**Warning this review contains spoilers**
It features vikings and dragons in an epic struggle. There are animated sheep with expressive eyes, and dragons ranging from small and stupid to large and intensely intelligent. The movie is presented in IMAX 3D, and if you have the opportunity to see it in this presentation, I strongly suggest it. 3D effects permeate the entire movie, from bits of ash floating down all around you to the bow of the viking ship emerging from a foggy screen to sail directly at you. Well worth the possible annoyance of the 3D glasses, which easily fit over my normal glasses, and gave me a wonderful show. The theater was packed full of families, as well as the occasional clump of college students. Despite the low average age in the theater, the movie was engaging enough to keep even the most fickle young audience member engaged all the way through.
The story revolves around a viking village, wherein massively strong vikings kill dragons on an almost nightly basis, as their village is raided, and their sheep carried off to provide dinner for hungry dragons. Our hero, Hiccup (voiced by Jay Baruchel), is a gangly young boy who would much rather be building catapults and other fantastical works of mechanical engineering than be swinging an axe — which he can’t lift anyway. But he’ll do almost anything to get the attention of the girl of his dreams, Astrid (America Ferrera), the toughest of his peers, and also the most beautiful.
Hiccup meets an injured dragon, one of the most rare and dangerous, the Nightfury. Injured as it is, the dragon is unable to leave the valley that it has fallen into. When he fails to find the strength to kill the dragon, Hiccup befriends it, and they learn about each other. Meanwhile, Hiccup starts training with the other viking kids his age to learn how to kill dragons. He spends his days pretending to be a normal viking, and his afternoons and evenings learning to fly with a dragon, and learning about what dragons like. Days become disabling dragons without killing them, using the tricks he’s learned with his dragon friend, rather than by killing them, or hurting them in any way. Astrid, determined to be a better viking than puny Hiccup, follows him to his afternoon dragon ride. Shocked and appalled, she runs to tell the rest of the village, but is kidnapped by Hiccup and his friend, to show her what it’s like to fly. On that jaunt, the Nightfury, nicknamed Toothless, shows Hiccup and Astrid the dragons’ nest. Astrid plants herself firmly on Hiccup’s side, understanding what fantastic beasts the dragons are, and knowing that if anyone ever knew about Hiccup and Toothless, there would be no forgiveness. In fact, the vikings are scandalized when this comes to light, and Stoick, Hiccup’s father (voiced by Gerard Butler) disowns him, restrains his pet dragon, and forces it to help them find the dragons’ nest, leaving Hiccup in the village to watch them sail away, his dragon friend with them.

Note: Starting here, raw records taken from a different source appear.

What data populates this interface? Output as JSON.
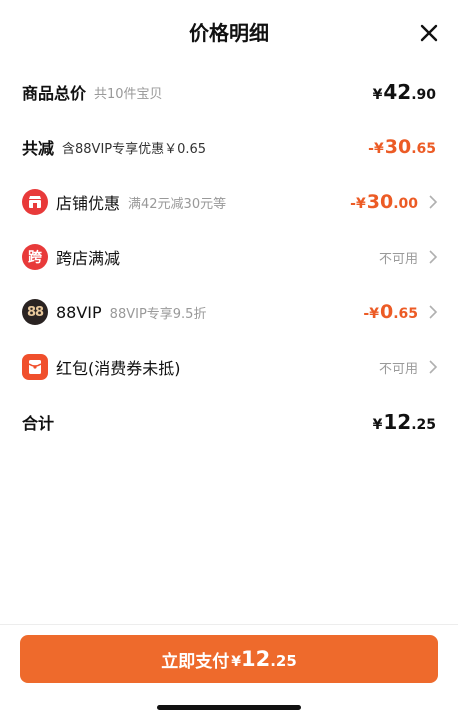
{
  "header": {
    "title": "价格明细",
    "close_icon": "close-icon"
  },
  "goods_total": {
    "label": "商品总价",
    "note": "共10件宝贝",
    "yen": "¥",
    "int": "42",
    "dec": ".90"
  },
  "total_discount": {
    "label": "共减",
    "note": "含88VIP专享优惠￥0.65",
    "yen": "-¥",
    "int": "30",
    "dec": ".65"
  },
  "store_discount": {
    "icon": "store-icon",
    "label": "店铺优惠",
    "note": "满42元减30元等",
    "yen": "-¥",
    "int": "30",
    "dec": ".00"
  },
  "cross_store": {
    "icon_text": "跨",
    "label": "跨店满减",
    "status": "不可用"
  },
  "vip": {
    "icon_text": "88",
    "label": "88VIP",
    "note": "88VIP专享9.5折",
    "yen": "-¥",
    "int": "0",
    "dec": ".65"
  },
  "red_packet": {
    "icon": "red-packet-icon",
    "label": "红包(消费券未抵)",
    "status": "不可用"
  },
  "sum": {
    "label": "合计",
    "yen": "¥",
    "int": "12",
    "dec": ".25"
  },
  "pay_button": {
    "label": "立即支付",
    "yen": "¥",
    "int": "12",
    "dec": ".25"
  },
  "colors": {
    "accent": "#ee6a2c",
    "discount": "#ec5b25",
    "red_icon": "#e83a3a",
    "vip_dark": "#2a2322"
  }
}
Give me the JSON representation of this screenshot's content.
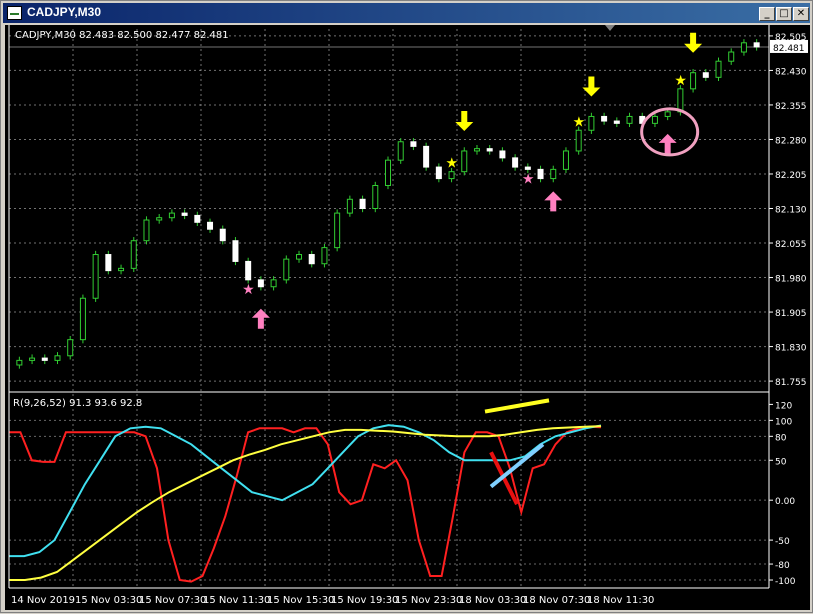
{
  "window": {
    "title": "CADJPY,M30",
    "buttons": {
      "minimize": "_",
      "maximize": "□",
      "close": "✕"
    }
  },
  "chart_data": [
    {
      "type": "candlestick",
      "header": "CADJPY,M30  82.483 82.500 82.477 82.481",
      "price_tag": "82.481",
      "current_price": 82.481,
      "ylim": [
        81.74,
        82.52
      ],
      "yticks": [
        82.505,
        82.43,
        82.355,
        82.28,
        82.205,
        82.13,
        82.055,
        81.98,
        81.905,
        81.83,
        81.755
      ],
      "ytick_labels": [
        "82.505",
        "82.430",
        "82.355",
        "82.280",
        "82.205",
        "82.130",
        "82.055",
        "81.980",
        "81.905",
        "81.830",
        "81.755"
      ],
      "grid": true,
      "colors": {
        "bull": "#32cd32",
        "bear": "#ffffff",
        "grid": "#cfcfcf",
        "up_arrow": "#ff80c0",
        "down_arrow": "#ffff00"
      },
      "close_series": [
        81.8,
        81.805,
        81.8,
        81.81,
        81.845,
        81.935,
        82.03,
        81.995,
        82.0,
        82.06,
        82.105,
        82.11,
        82.12,
        82.115,
        82.1,
        82.085,
        82.06,
        82.015,
        81.975,
        81.96,
        81.975,
        82.02,
        82.03,
        82.01,
        82.045,
        82.12,
        82.15,
        82.13,
        82.18,
        82.235,
        82.275,
        82.265,
        82.22,
        82.195,
        82.21,
        82.255,
        82.26,
        82.255,
        82.24,
        82.22,
        82.215,
        82.195,
        82.215,
        82.255,
        82.3,
        82.33,
        82.32,
        82.315,
        82.33,
        82.315,
        82.33,
        82.34,
        82.39,
        82.425,
        82.415,
        82.45,
        82.47,
        82.49,
        82.481
      ],
      "signals": [
        {
          "type": "buy-arrow",
          "index": 19
        },
        {
          "type": "buy-star",
          "index": 18
        },
        {
          "type": "sell-star",
          "index": 34
        },
        {
          "type": "sell-arrow",
          "index": 35
        },
        {
          "type": "buy-star",
          "index": 40
        },
        {
          "type": "buy-arrow",
          "index": 42
        },
        {
          "type": "sell-star",
          "index": 44
        },
        {
          "type": "sell-arrow",
          "index": 45
        },
        {
          "type": "buy-arrow",
          "index": 51
        },
        {
          "type": "sell-star",
          "index": 52
        },
        {
          "type": "sell-arrow",
          "index": 53
        }
      ]
    },
    {
      "type": "line",
      "header": "R(9,26,52) 91.3 93.6 92.8",
      "ylim": [
        -110,
        128
      ],
      "yticks": [
        120,
        100,
        80,
        50,
        0.0,
        -50,
        -80,
        -100
      ],
      "ytick_labels": [
        "120",
        "100",
        "80",
        "50",
        "0.00",
        "-50",
        "-80",
        "-100"
      ],
      "grid": true,
      "series": [
        {
          "color": "#ff2020",
          "values": [
            85,
            85,
            50,
            48,
            48,
            85,
            85,
            85,
            85,
            85,
            85,
            85,
            80,
            40,
            -50,
            -100,
            -102,
            -95,
            -60,
            -20,
            30,
            85,
            90,
            90,
            90,
            85,
            90,
            90,
            70,
            10,
            -5,
            0,
            45,
            40,
            50,
            25,
            -50,
            -95,
            -95,
            -20,
            60,
            85,
            85,
            80,
            40,
            -15,
            40,
            45,
            70,
            85,
            90,
            92,
            91.3
          ]
        },
        {
          "color": "#40e0f0",
          "values": [
            -70,
            -70,
            -65,
            -50,
            -15,
            20,
            50,
            80,
            90,
            92,
            90,
            80,
            70,
            55,
            40,
            25,
            10,
            5,
            0,
            10,
            20,
            40,
            60,
            80,
            90,
            94,
            92,
            85,
            75,
            60,
            50,
            50,
            50,
            50,
            55,
            70,
            80,
            85,
            90,
            93.6
          ]
        },
        {
          "color": "#ffff40",
          "values": [
            -100,
            -100,
            -97,
            -90,
            -75,
            -60,
            -45,
            -30,
            -15,
            -2,
            10,
            20,
            30,
            40,
            50,
            57,
            63,
            70,
            75,
            80,
            85,
            88,
            88,
            87,
            86,
            84,
            82,
            81,
            80,
            80,
            80,
            82,
            85,
            88,
            90,
            91,
            92,
            92.8
          ]
        }
      ]
    }
  ],
  "x_axis": {
    "tick_labels": [
      "14 Nov 2019",
      "15 Nov 03:30",
      "15 Nov 07:30",
      "15 Nov 11:30",
      "15 Nov 15:30",
      "15 Nov 19:30",
      "15 Nov 23:30",
      "18 Nov 03:30",
      "18 Nov 07:30",
      "18 Nov 11:30"
    ]
  },
  "annotations": {
    "ellipse_color": "#f0a0c0",
    "trendlines": [
      {
        "color": "#ffff20",
        "pane": "indicator"
      },
      {
        "color": "#e81010",
        "pane": "indicator"
      },
      {
        "color": "#80d0ff",
        "pane": "indicator"
      }
    ]
  }
}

The movie concludes with a massive battle between vikings and dragons, with Hiccup and his peers playing a major role. When Hiccup and his brigade of viking teenagers arrive, the entire battle turns in favor of the vikings. Hiccup regains the pride of his father and encouragement of the entire viking community, which gives him the strength he needs to bring the battle to its fiery conclusion.
The production of this movie was well above what I expected. The animation was clear and neat, giving the audience the ability to understand the emotions of the characters by their facial expressions and body language alone, which was made even greater by the 3D experience. The casting for the voice actors was impeccably done, with voices like Gerard Butler as a war leader, and Jay Baruchel who made a young, nerdy viking boy come to life. The dragons were animated so cleanly and expressively that the group I went with left the theater in unanimous agreement: We want dragons too!!
How to Train Your Dragon is a wonderful tale that will pull you in, spin you around, and leave you in a place you never thought you’d be. It is the tale of a son, looking for approval from his father, in all of the wrong ways. It is a tale of compromise, where everything is not as it seems. It is a tale of teamwork and friendship, from the least likely sources. This movie has something for the entire family. The humor is accessible to everyone, with intricacies that will intrigue the adult mind, without confusing a child. Overall, How to Train Your Dragon is a strong offering from Dreamworks, I’ll be taking my friends and family out to see it again when it officially releases, and I encourage all of you to see it as well.